I turned 40 last week.
I made jokes about staying in bed all day and keeping the curtains drawn. I told people that my kids finally stopped asking why daddy was crying around noon. To tell the truth, I had a lot of well wishers and, in general, it really wasn't a bad day. I did nothing all day except watch my favorite DVDs and gorge myself on popcorn made in an antique stove-top popper (the only way to make real popcorn, in my book, is on the stove). Yes, in the end, it was a good day.
But still, turning 40 wasn't fun. I did have moments of doubt, regret and sadness. I just don't have a handle on what being a 40 year old means. I do see my years rushing forward to the point where I have more behind me than in front of me.

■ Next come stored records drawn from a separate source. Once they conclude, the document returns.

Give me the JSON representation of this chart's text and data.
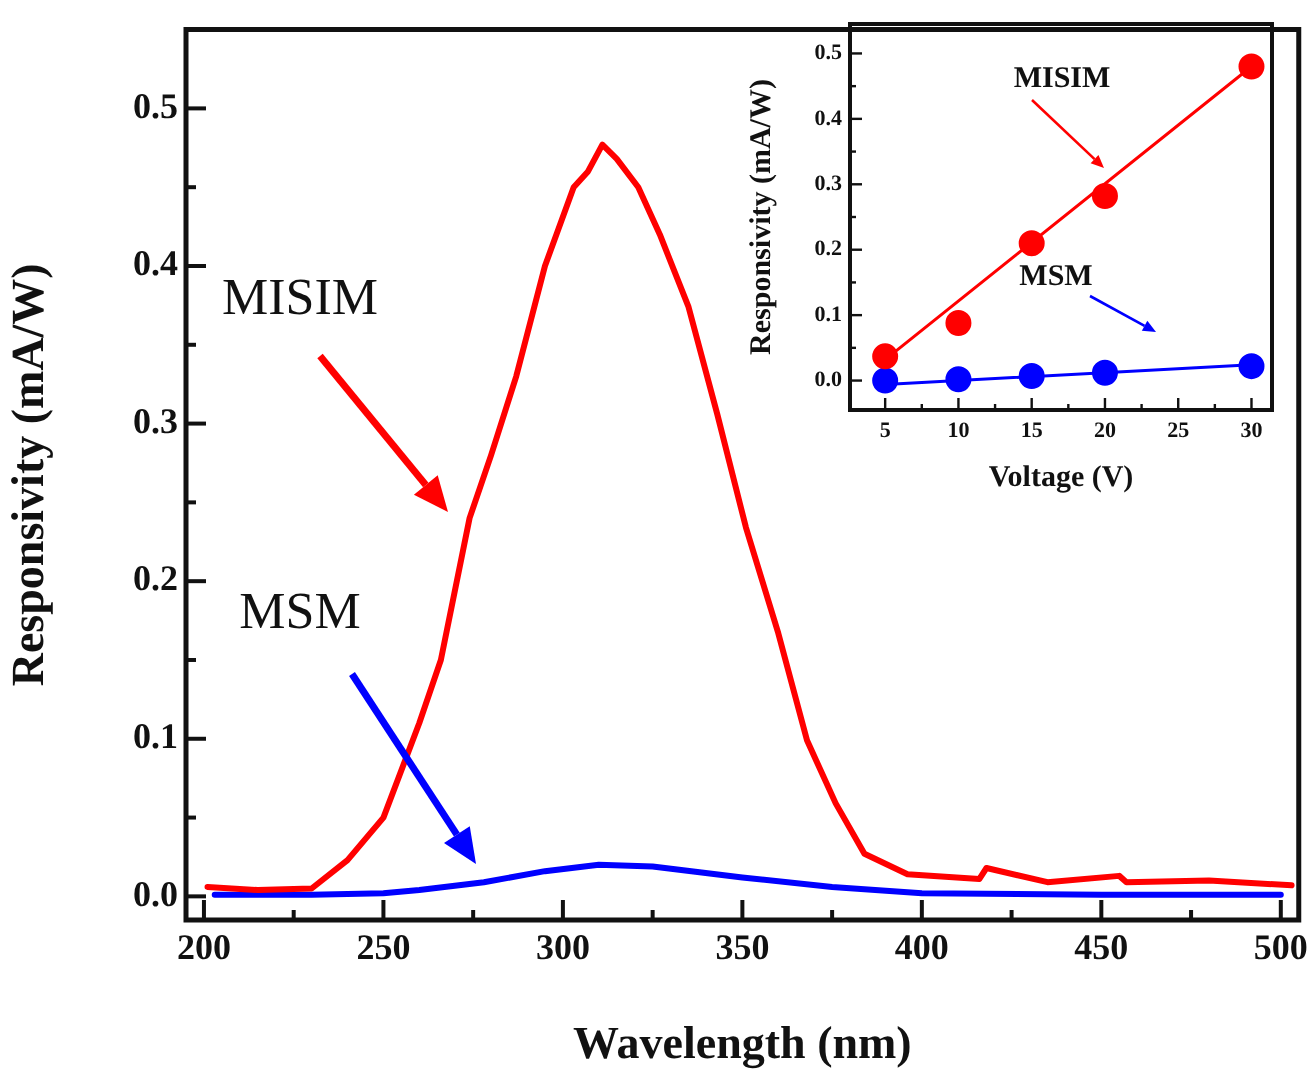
{
  "chart_data": [
    {
      "type": "line",
      "xlabel": "Wavelength (nm)",
      "ylabel": "Responsivity (mA/W)",
      "marker": "none",
      "annotations": [
        "MISIM",
        "MSM"
      ],
      "xlim": [
        195,
        505
      ],
      "ylim": [
        -0.015,
        0.55
      ],
      "xticks": [
        200,
        {
          "value": 225,
          "label": null
        },
        250,
        {
          "value": 275,
          "label": null
        },
        300,
        {
          "value": 325,
          "label": null
        },
        350,
        {
          "value": 375,
          "label": null
        },
        400,
        {
          "value": 425,
          "label": null
        },
        450,
        {
          "value": 475,
          "label": null
        },
        500
      ],
      "yticks": [
        {
          "value": 0,
          "label": "0.0"
        },
        {
          "value": 0.05,
          "label": null
        },
        {
          "value": 0.1,
          "label": "0.1"
        },
        {
          "value": 0.15,
          "label": null
        },
        {
          "value": 0.2,
          "label": "0.2"
        },
        {
          "value": 0.25,
          "label": null
        },
        {
          "value": 0.3,
          "label": "0.3"
        },
        {
          "value": 0.35,
          "label": null
        },
        {
          "value": 0.4,
          "label": "0.4"
        },
        {
          "value": 0.45,
          "label": null
        },
        {
          "value": 0.5,
          "label": "0.5"
        }
      ],
      "series": [
        {
          "color": "#ff0000",
          "x": [
            201,
            215,
            230,
            240,
            250,
            260,
            266,
            274,
            280,
            287,
            295,
            303,
            307,
            311,
            315,
            321,
            327,
            335,
            343,
            351,
            360,
            368,
            376,
            384,
            396,
            416,
            418,
            435,
            455,
            457,
            480,
            503
          ],
          "values": [
            0.006,
            0.004,
            0.005,
            0.023,
            0.05,
            0.11,
            0.15,
            0.24,
            0.28,
            0.33,
            0.4,
            0.45,
            0.46,
            0.477,
            0.468,
            0.45,
            0.42,
            0.374,
            0.306,
            0.234,
            0.167,
            0.099,
            0.059,
            0.027,
            0.014,
            0.011,
            0.018,
            0.009,
            0.013,
            0.009,
            0.01,
            0.007
          ]
        },
        {
          "color": "#0000ff",
          "x": [
            203,
            230,
            250,
            260,
            278,
            295,
            310,
            325,
            350,
            375,
            400,
            450,
            500
          ],
          "values": [
            0.001,
            0.001,
            0.002,
            0.004,
            0.009,
            0.016,
            0.02,
            0.019,
            0.012,
            0.006,
            0.002,
            0.001,
            0.001
          ]
        }
      ]
    },
    {
      "type": "scatter",
      "xlabel": "Voltage (V)",
      "ylabel": "Responsivity (mA/W)",
      "annotations": [
        "MISIM",
        "MSM"
      ],
      "xlim": [
        2.6,
        31.4
      ],
      "ylim": [
        -0.045,
        0.545
      ],
      "xticks": [
        5,
        {
          "value": 7.5,
          "label": null
        },
        10,
        {
          "value": 12.5,
          "label": null
        },
        15,
        {
          "value": 17.5,
          "label": null
        },
        20,
        {
          "value": 22.5,
          "label": null
        },
        25,
        {
          "value": 27.5,
          "label": null
        },
        30
      ],
      "yticks": [
        {
          "value": 0,
          "label": "0.0"
        },
        {
          "value": 0.05,
          "label": null
        },
        {
          "value": 0.1,
          "label": "0.1"
        },
        {
          "value": 0.15,
          "label": null
        },
        {
          "value": 0.2,
          "label": "0.2"
        },
        {
          "value": 0.25,
          "label": null
        },
        {
          "value": 0.3,
          "label": "0.3"
        },
        {
          "value": 0.35,
          "label": null
        },
        {
          "value": 0.4,
          "label": "0.4"
        },
        {
          "value": 0.45,
          "label": null
        },
        {
          "value": 0.5,
          "label": "0.5"
        }
      ],
      "series": [
        {
          "type": "line",
          "marker": "none",
          "color": "#ff0000",
          "x": [
            5,
            30
          ],
          "values": [
            0.032,
            0.48
          ]
        },
        {
          "type": "line",
          "marker": "none",
          "color": "#0000ff",
          "x": [
            5,
            30
          ],
          "values": [
            -0.006,
            0.024
          ]
        },
        {
          "marker": "circle",
          "color": "#ff0000",
          "x": [
            5,
            10,
            15,
            20,
            30
          ],
          "values": [
            0.037,
            0.088,
            0.21,
            0.282,
            0.48
          ]
        },
        {
          "marker": "circle",
          "color": "#0000ff",
          "x": [
            5,
            10,
            15,
            20,
            30
          ],
          "values": [
            0.0,
            0.002,
            0.007,
            0.012,
            0.022
          ]
        }
      ]
    }
  ]
}
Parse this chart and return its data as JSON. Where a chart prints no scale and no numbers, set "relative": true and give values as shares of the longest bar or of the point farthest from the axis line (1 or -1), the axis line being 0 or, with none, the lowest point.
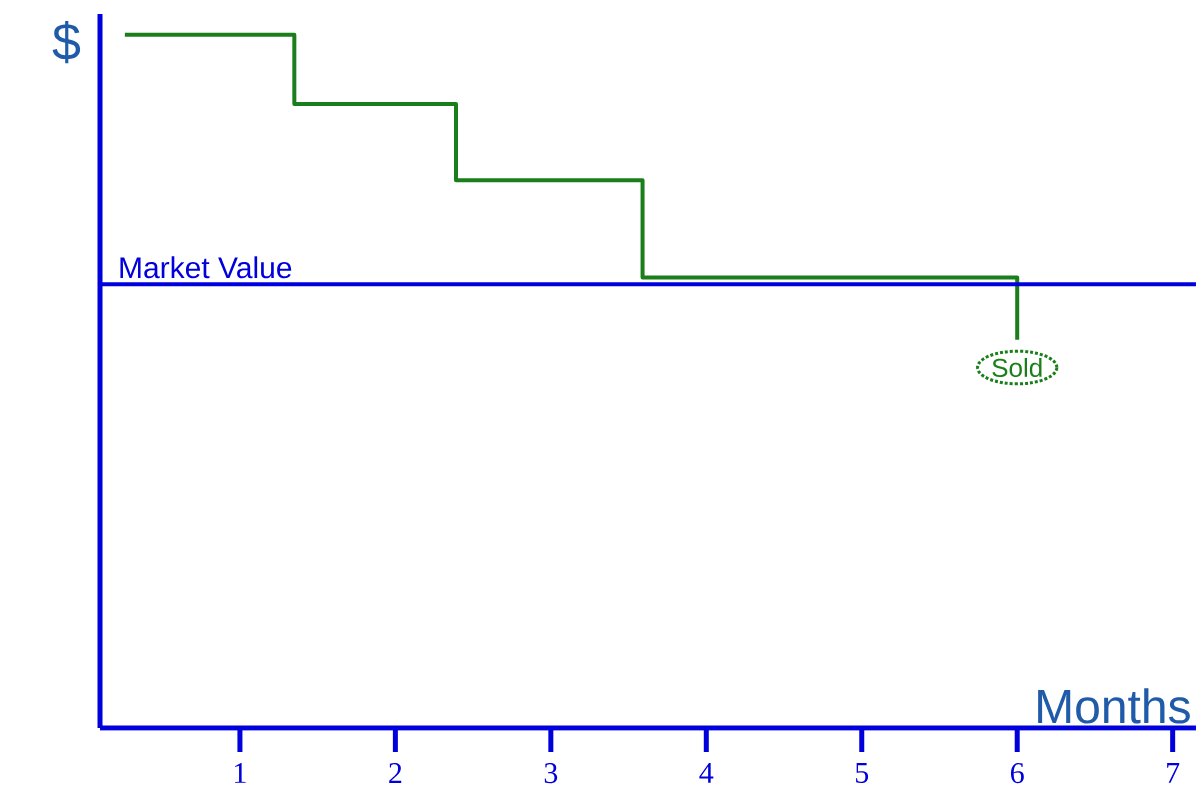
{
  "chart_data": {
    "type": "step",
    "xlabel": "Months",
    "ylabel": "$",
    "relative": true,
    "x": [
      0.26,
      1.35,
      2.39,
      3.59,
      6
    ],
    "values": [
      1,
      0.9,
      0.79,
      0.65,
      0.56
    ],
    "color": "#1a7f1a",
    "xlim": [
      0.1,
      7.15
    ],
    "xticks": [
      1,
      2,
      3,
      4,
      5,
      6,
      7
    ],
    "ref_lines": [
      {
        "axis": "y",
        "value": 0.64,
        "label": "Market Value",
        "color": "#0000dd"
      }
    ],
    "annotations": [
      {
        "text": "Sold",
        "x": 6,
        "y": 0.52
      }
    ]
  }
}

My son ran in the county fair sponsored 5K last Sunday. I watched from the stand as he passed over the finish line with 23:49.01 on the clock. I was so proud. To him, though, running is something to do. Being part of the XCountry team. It isn't something that is a part of him. And I can't say that it is an inner part of me yet either, but I'm getting there. I am incredibly proud of his finish. He finished 138th out of about 470 runners.

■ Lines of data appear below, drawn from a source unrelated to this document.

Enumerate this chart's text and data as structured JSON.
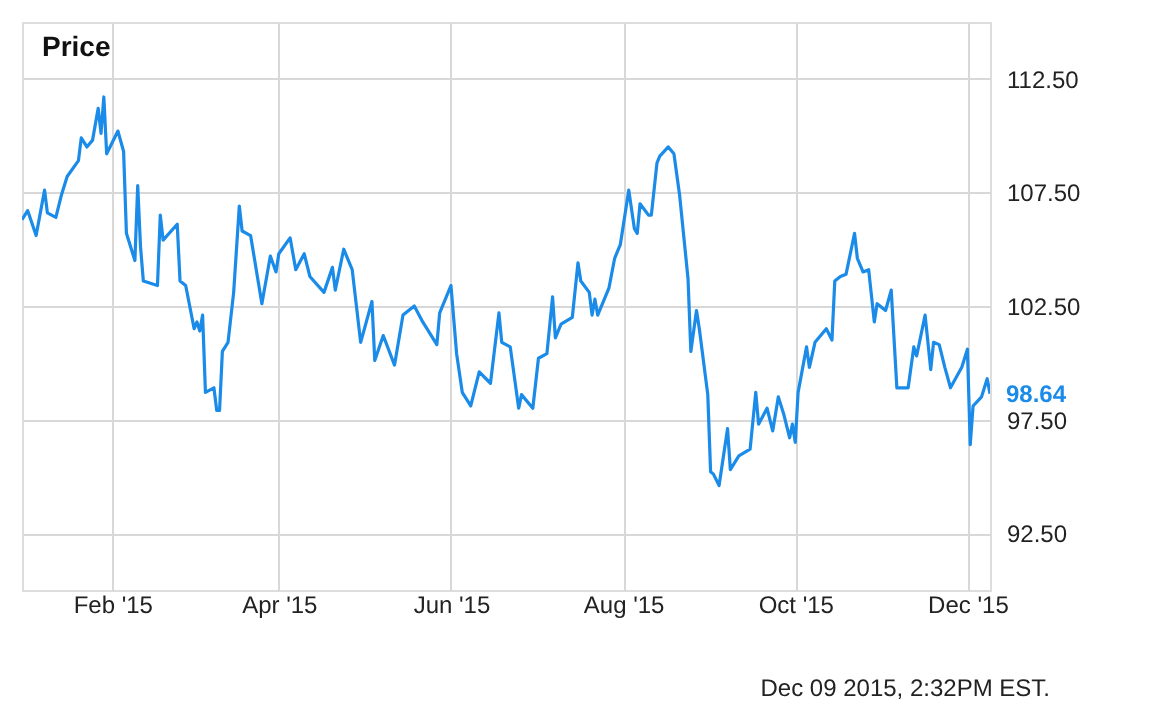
{
  "chart_data": {
    "type": "line",
    "title": "Price",
    "x": [
      "2014-12-31",
      "2015-01-02",
      "2015-01-05",
      "2015-01-08",
      "2015-01-09",
      "2015-01-12",
      "2015-01-14",
      "2015-01-16",
      "2015-01-20",
      "2015-01-21",
      "2015-01-23",
      "2015-01-25",
      "2015-01-27",
      "2015-01-28",
      "2015-01-29",
      "2015-01-30",
      "2015-02-03",
      "2015-02-05",
      "2015-02-06",
      "2015-02-09",
      "2015-02-10",
      "2015-02-11",
      "2015-02-12",
      "2015-02-17",
      "2015-02-18",
      "2015-02-19",
      "2015-02-24",
      "2015-02-25",
      "2015-02-27",
      "2015-03-02",
      "2015-03-03",
      "2015-03-04",
      "2015-03-05",
      "2015-03-06",
      "2015-03-09",
      "2015-03-10",
      "2015-03-11",
      "2015-03-12",
      "2015-03-14",
      "2015-03-16",
      "2015-03-18",
      "2015-03-19",
      "2015-03-22",
      "2015-03-26",
      "2015-03-29",
      "2015-03-31",
      "2015-04-01",
      "2015-04-05",
      "2015-04-07",
      "2015-04-10",
      "2015-04-12",
      "2015-04-17",
      "2015-04-20",
      "2015-04-21",
      "2015-04-24",
      "2015-04-27",
      "2015-04-30",
      "2015-05-04",
      "2015-05-05",
      "2015-05-08",
      "2015-05-12",
      "2015-05-15",
      "2015-05-19",
      "2015-05-22",
      "2015-05-27",
      "2015-05-28",
      "2015-06-01",
      "2015-06-03",
      "2015-06-05",
      "2015-06-08",
      "2015-06-11",
      "2015-06-15",
      "2015-06-18",
      "2015-06-19",
      "2015-06-22",
      "2015-06-25",
      "2015-06-26",
      "2015-06-30",
      "2015-07-02",
      "2015-07-05",
      "2015-07-07",
      "2015-07-08",
      "2015-07-10",
      "2015-07-14",
      "2015-07-16",
      "2015-07-17",
      "2015-07-20",
      "2015-07-21",
      "2015-07-22",
      "2015-07-23",
      "2015-07-27",
      "2015-07-29",
      "2015-07-31",
      "2015-08-03",
      "2015-08-05",
      "2015-08-06",
      "2015-08-07",
      "2015-08-10",
      "2015-08-11",
      "2015-08-13",
      "2015-08-14",
      "2015-08-17",
      "2015-08-19",
      "2015-08-21",
      "2015-08-24",
      "2015-08-25",
      "2015-08-27",
      "2015-08-28",
      "2015-08-31",
      "2015-09-01",
      "2015-09-02",
      "2015-09-04",
      "2015-09-07",
      "2015-09-08",
      "2015-09-11",
      "2015-09-15",
      "2015-09-17",
      "2015-09-18",
      "2015-09-21",
      "2015-09-23",
      "2015-09-25",
      "2015-09-27",
      "2015-09-29",
      "2015-09-30",
      "2015-10-01",
      "2015-10-02",
      "2015-10-05",
      "2015-10-06",
      "2015-10-08",
      "2015-10-12",
      "2015-10-14",
      "2015-10-15",
      "2015-10-17",
      "2015-10-19",
      "2015-10-22",
      "2015-10-23",
      "2015-10-25",
      "2015-10-27",
      "2015-10-29",
      "2015-10-30",
      "2015-11-02",
      "2015-11-04",
      "2015-11-06",
      "2015-11-10",
      "2015-11-12",
      "2015-11-13",
      "2015-11-16",
      "2015-11-18",
      "2015-11-19",
      "2015-11-21",
      "2015-11-23",
      "2015-11-25",
      "2015-11-29",
      "2015-12-01",
      "2015-12-02",
      "2015-12-03",
      "2015-12-06",
      "2015-12-08",
      "2015-12-09"
    ],
    "series": [
      {
        "color": "#1a8be8",
        "values": [
          106.3,
          106.7,
          105.6,
          107.6,
          106.6,
          106.4,
          107.4,
          108.2,
          108.9,
          109.9,
          109.5,
          109.8,
          111.2,
          110.1,
          111.7,
          109.2,
          110.2,
          109.3,
          105.7,
          104.5,
          107.8,
          105.1,
          103.6,
          103.4,
          106.5,
          105.4,
          106.1,
          103.6,
          103.4,
          101.5,
          101.8,
          101.4,
          102.1,
          98.7,
          98.9,
          97.9,
          97.9,
          100.5,
          100.9,
          103.1,
          106.9,
          105.8,
          105.6,
          102.6,
          104.7,
          104.0,
          104.8,
          105.5,
          104.1,
          104.8,
          103.8,
          103.1,
          104.2,
          103.2,
          105.0,
          104.1,
          100.9,
          102.7,
          100.1,
          101.2,
          99.9,
          102.1,
          102.5,
          101.8,
          100.8,
          102.2,
          103.4,
          100.4,
          98.7,
          98.1,
          99.6,
          99.1,
          102.2,
          100.9,
          100.7,
          98.0,
          98.6,
          98.0,
          100.2,
          100.4,
          102.9,
          101.1,
          101.7,
          102.0,
          104.4,
          103.6,
          103.1,
          102.1,
          102.8,
          102.1,
          103.3,
          104.6,
          105.2,
          107.6,
          105.9,
          105.7,
          107.0,
          106.5,
          106.5,
          108.8,
          109.1,
          109.5,
          109.2,
          107.4,
          103.7,
          100.5,
          102.3,
          101.5,
          98.6,
          95.2,
          95.1,
          94.6,
          97.1,
          95.3,
          95.9,
          96.2,
          98.7,
          97.3,
          98.0,
          97.0,
          98.5,
          97.7,
          96.7,
          97.3,
          96.5,
          98.7,
          100.7,
          99.8,
          100.9,
          101.5,
          101.0,
          103.6,
          103.8,
          103.9,
          105.7,
          104.6,
          104.0,
          104.1,
          101.8,
          102.6,
          102.3,
          103.2,
          98.9,
          98.9,
          100.7,
          100.3,
          102.1,
          99.7,
          100.9,
          100.8,
          99.8,
          98.9,
          99.8,
          100.6,
          96.4,
          98.1,
          98.5,
          99.3,
          98.64
        ]
      }
    ],
    "xlim": [
      "2014-12-31",
      "2015-12-09"
    ],
    "xticks": [
      {
        "value": "2015-02-01",
        "label": "Feb '15"
      },
      {
        "value": "2015-04-01",
        "label": "Apr '15"
      },
      {
        "value": "2015-06-01",
        "label": "Jun '15"
      },
      {
        "value": "2015-08-01",
        "label": "Aug '15"
      },
      {
        "value": "2015-10-01",
        "label": "Oct '15"
      },
      {
        "value": "2015-12-01",
        "label": "Dec '15"
      }
    ],
    "ylim": [
      90,
      115
    ],
    "yticks": [
      {
        "value": 92.5,
        "label": "92.50"
      },
      {
        "value": 97.5,
        "label": "97.50"
      },
      {
        "value": 102.5,
        "label": "102.50"
      },
      {
        "value": 107.5,
        "label": "107.50"
      },
      {
        "value": 112.5,
        "label": "112.50"
      }
    ],
    "grid": true,
    "annotations": [
      {
        "text": "98.64",
        "x": "2015-12-09",
        "y": 98.64
      },
      "Dec 09 2015, 2:32PM EST."
    ]
  }
}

Why am I bringing up my son? Well, first there's the pride thing. But it also puts some things in perspective for me. I'm 40, not 14. I've got a 40 year old body that I've not taken care of very well, but I know what I need to do to regain my health. I can't run a 6 minute mile like my boy, but I can run a mile which is more than I could two years ago. I can't compete with other runners, but I'm at an age where I don't need to. Completing the task is reward enough.
Last night's run was awful. With the week off and the insane amount of crap I enjoyed eating, I could really tell the difference. I was carrying extra water in my muscles from all the carbs, my legs felt like lead, my feet hurt, it was hot, I felt as if I couldn't breathe. I didn't think I could do it. And, to be clear, it wasn't negative talk per se--I honestly thought my body would not make it through the run. Some runs are just like that and your body will tell you to stop.
It is week 4 of the C25K program which meant two 3 minute jogs and two 5 minute plods with walking breaks in between. The ground was uneven in places at the park with roots and rock and I just didn't want to do it. My wife, however, would not let me give in. She encouraged me to keep pushing. She believed I could do it. And she was right.
She almost always is.
I'm sorry for this rambling post. I've just got too much to say and don't have a nice, neat way of pulling it all together. Life is good. Stressful situations are coming to a close. I will regain my health. I can do it.